On Wednesday morning, one resident awoke to find a car rolling along the road with its engine and lights off and three teenagers travelling in it.
As he watched the youths he saw them proceed along the street trying to break into cars and search through them.
When they approached his car he confronted them, causing them to flee the area.
Shocked enough by the discovery that even Angourie was no longer safe from thieves, the man was more shocked the next day when he could not contact police in Yamba to report the crime.
The resident, who did not want to be named for fear of reprisal, said he tried to contact police in Yamba up to six times without success.
He said when he got through to the Grafton station, he was given a police assistance number to call, which went unanswered.
He said it was an unacceptable situation.
"It just seems incredible that a town with up to 10,000 holidaymakers, that the police station is not manned at all," he said.
"I phoned them four times and called in twice and got nothing."
The resident said it did not bode well for emergency situations.
"What annoys me is the fact that if someone had a serious accident or was in serious trouble and required police attendance they're not going to get it," he said.
But Coffs/Clarence Local Area Commander Superintendent Peter Barrie rejected the claim the Lower River was suffering.

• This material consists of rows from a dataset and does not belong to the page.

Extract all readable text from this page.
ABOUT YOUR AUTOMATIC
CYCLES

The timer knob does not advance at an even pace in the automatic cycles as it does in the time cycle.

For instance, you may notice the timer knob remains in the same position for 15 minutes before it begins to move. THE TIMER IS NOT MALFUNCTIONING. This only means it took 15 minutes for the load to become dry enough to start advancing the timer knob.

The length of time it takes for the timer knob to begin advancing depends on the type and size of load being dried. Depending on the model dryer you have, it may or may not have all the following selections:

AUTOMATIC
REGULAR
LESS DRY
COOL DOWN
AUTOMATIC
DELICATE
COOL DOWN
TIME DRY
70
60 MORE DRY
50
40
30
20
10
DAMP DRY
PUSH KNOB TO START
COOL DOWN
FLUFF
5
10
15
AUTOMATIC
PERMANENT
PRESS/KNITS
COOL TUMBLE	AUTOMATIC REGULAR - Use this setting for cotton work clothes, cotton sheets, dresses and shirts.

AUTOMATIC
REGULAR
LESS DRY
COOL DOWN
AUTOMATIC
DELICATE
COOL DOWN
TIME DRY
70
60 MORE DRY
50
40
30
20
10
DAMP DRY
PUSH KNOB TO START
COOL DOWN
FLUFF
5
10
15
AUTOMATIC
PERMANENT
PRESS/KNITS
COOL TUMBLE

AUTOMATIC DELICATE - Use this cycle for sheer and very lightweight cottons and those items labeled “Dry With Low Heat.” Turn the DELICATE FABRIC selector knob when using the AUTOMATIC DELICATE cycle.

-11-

"There's no issue at all with a lack of police numbers in the area because I've invoked a leave embargo, except in extreme circumstances, throughout the command," he said.
"So there's no shortage of police in the area at the current time."
Supt Barrie said the Lower River coverage was substantial.
"In the Lower River sectors ? Maclean, Yamba, Iluka and Lawrence ? they operate as one sector of stations so that we've got coverage every day of the week," he said.
"They work about 20 hours a day and then there's on-call arrangements with the lock-up keeper if it's an urgent matter or we provide service from the 24-hour station if it's a non-urgent matter.
"Amongst that cluster of stations there is always someone rostered for that area."
Supt Barrie said police were always available in emergencies, adding the police assistance number often provided many benefits.
"The police assistance line helps us because it releases police from sitting behind computers typing in information when they can be out on the street preventing future crimes," he said.